IAMDDB a embrasé la bellevilloise à Paris

04 décembre 2017 - 197 vues

Vendredi 1er décembre à la Bellevilloise, IAMDDB, l’enfant terrible de « l’urban-jazz » a frappé fort !

Diane Debrito plus connue sous le nom d’IAMDDB, chanteuse mancunienne, née au Portugal d’un père saxophoniste d’origine angolaise, Manuel DeBrito et semble-t-il, d’une mère capverdienne a commencé à se faire un nom en publiant sur son Soundcloud un morceau intitulé « JAZB » posé sur une prod de Flying Lotus.

Toutefois sa popularité a littéralement explosé avec le titre « Leaned out » publié en 2016 qui caracole au top des playlists du moment. Elle y affirme son tempérament de feu, sa personnalité décalée, délurée, insaisissable mais authentique : « I’m wavy, you have no control/ I cannot and won’t conform ».

Fidèle à elle-même comme elle le rappelle dans nombre de ses chansons, c’est cette même personnalité qu’elle a imposée sur la scène de l’une des salles souterraines de la Bellevilloise vendredi soir.

Pour l’occasion, elle ne portait pas les « patras » bordeaux qu’elle arbore dans plusieurs de ses clips mais son emblématique « braid-out » qui lui seyait parfaitement. De rouge et de noir vêtue, la belle à l’aura magnétique a investi la scène avec son énergie débordante, prête à envoyer sa « sauce ».

La chanteuse âgée de 21 ans mais déjà auteure de trois EP remarqués a chanté : « Shade », « Ooo », « More », tirés de son EP « Hoodrich Vol 3 » publié en 2017 ; « Back again ; « Doobies », « Teardrops » et « Dripcity » de l’EP « Vibe Vol.2 » publié la même année ; « Pussycat » et « Keep it G » de l’EP « WAEVEYBBY Vol. 1 » qui date de fin 2016. 

Son style surfe sur les vagues de la Néo-soul, du R’N’B alternatif, du Jazz et de la récente Trap music. Elle a donc transporté son audience à travers les différents univers de ses EP qui ont la particularité de se distinguer les uns des autres par l’ambiance dans laquelle il nous plonge : le jazz-soul pour « WAEVYBBY Vol. 1 » et « Vibe Vol. 2 » et la trap pour « Hoodrich Vol.3 ».

Sa voix hypnotique qui fait écho à celle de chanteuses comme Erykah Badu, Jorja Smith, Abra, ou encore Lianne La Havas, a conquis un public parisien visiblement familier de son flow élastique, « chill », naturel, lequel se mariait bien avec les sonorités électroniques, presque célestes de certaines prods.

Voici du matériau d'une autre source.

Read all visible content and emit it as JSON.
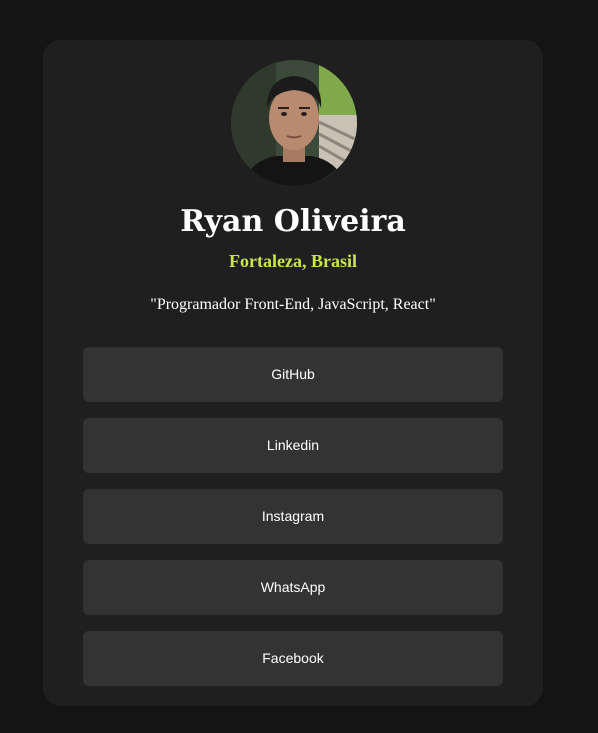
{
  "profile": {
    "name": "Ryan Oliveira",
    "location": "Fortaleza, Brasil",
    "bio": "\"Programador Front-End, JavaScript, React\""
  },
  "links": [
    {
      "label": "GitHub"
    },
    {
      "label": "Linkedin"
    },
    {
      "label": "Instagram"
    },
    {
      "label": "WhatsApp"
    },
    {
      "label": "Facebook"
    }
  ],
  "colors": {
    "page_bg": "#141414",
    "card_bg": "#1f1f1f",
    "button_bg": "#333333",
    "accent": "#c8e64b",
    "text": "#ffffff"
  }
}
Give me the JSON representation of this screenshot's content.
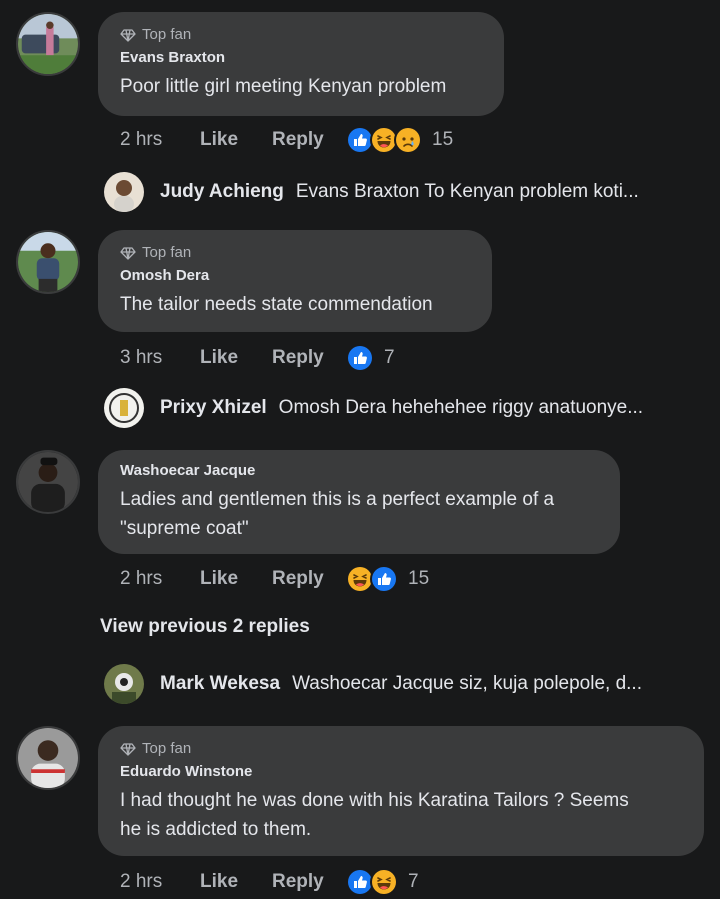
{
  "comments": [
    {
      "top_fan_label": "Top fan",
      "author": "Evans Braxton",
      "text": "Poor little girl meeting Kenyan problem",
      "time": "2 hrs",
      "like": "Like",
      "reply": "Reply",
      "reactions": [
        "like-icon",
        "laugh-icon",
        "sad-icon"
      ],
      "reaction_count": "15",
      "reply_preview": {
        "name": "Judy Achieng",
        "text": "Evans Braxton To Kenyan problem koti..."
      }
    },
    {
      "top_fan_label": "Top fan",
      "author": "Omosh Dera",
      "text": "The tailor needs state commendation",
      "time": "3 hrs",
      "like": "Like",
      "reply": "Reply",
      "reactions": [
        "like-icon"
      ],
      "reaction_count": "7",
      "reply_preview": {
        "name": "Prixy Xhizel",
        "text": "Omosh Dera hehehehee riggy anatuonye..."
      }
    },
    {
      "author": "Washoecar Jacque",
      "text_line1": "Ladies and gentlemen this is a perfect example of a",
      "text_line2": "\"supreme coat\"",
      "time": "2 hrs",
      "like": "Like",
      "reply": "Reply",
      "reactions": [
        "laugh-icon",
        "like-icon"
      ],
      "reaction_count": "15",
      "view_previous": "View previous 2 replies",
      "reply_preview": {
        "name": "Mark Wekesa",
        "text": "Washoecar Jacque siz, kuja polepole, d..."
      }
    },
    {
      "top_fan_label": "Top fan",
      "author": "Eduardo Winstone",
      "text_line1": "I had thought he was done with his Karatina Tailors ? Seems",
      "text_line2": "he is addicted to them.",
      "time": "2 hrs",
      "like": "Like",
      "reply": "Reply",
      "reactions": [
        "like-icon",
        "laugh-icon"
      ],
      "reaction_count": "7"
    }
  ],
  "colors": {
    "background": "#18191a",
    "bubble": "#3a3b3c",
    "like_blue": "#1877f2",
    "emoji_yellow": "#f7b125",
    "muted_text": "#b0b3b8"
  }
}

Les chansons étaient souvent courtes et déstructurées dans le sens où elles ne comptaient parfois ni refrain, ni pont, mais il fallait s’y attendre car premièrement IAMDDB ne fait rien comme les autres et deuxièmement, bien plus qu’une chanteuse, IAMDDB est une « vibeuse ». Elle aime laisser libre court à son flow sur la musique, alterne nonchalamment le parler, le rapper, le chanter en se focalisant sur l’authenticité des émotions et l’énergie qui en découlent.

La bonne qualité des prods fait oublier la simplicité des paroles de certaines chansons qui ne sont pas pour autant vides de sens. En effet, IAMDDB promeut l’indépendance, l’authenticité, le self-impowerment mais aussi la nécessité de profiter de la vie et s’amuser.

Aussi, ses transitions comme ses nombreuses interactions avec son public révélaient à la fois la maturité de celle qui ne doit sa réussite qu’au travail et l’insouciance d’une jeunesse qui aime se détendre en fumant de la « weed » et en disant des sottises.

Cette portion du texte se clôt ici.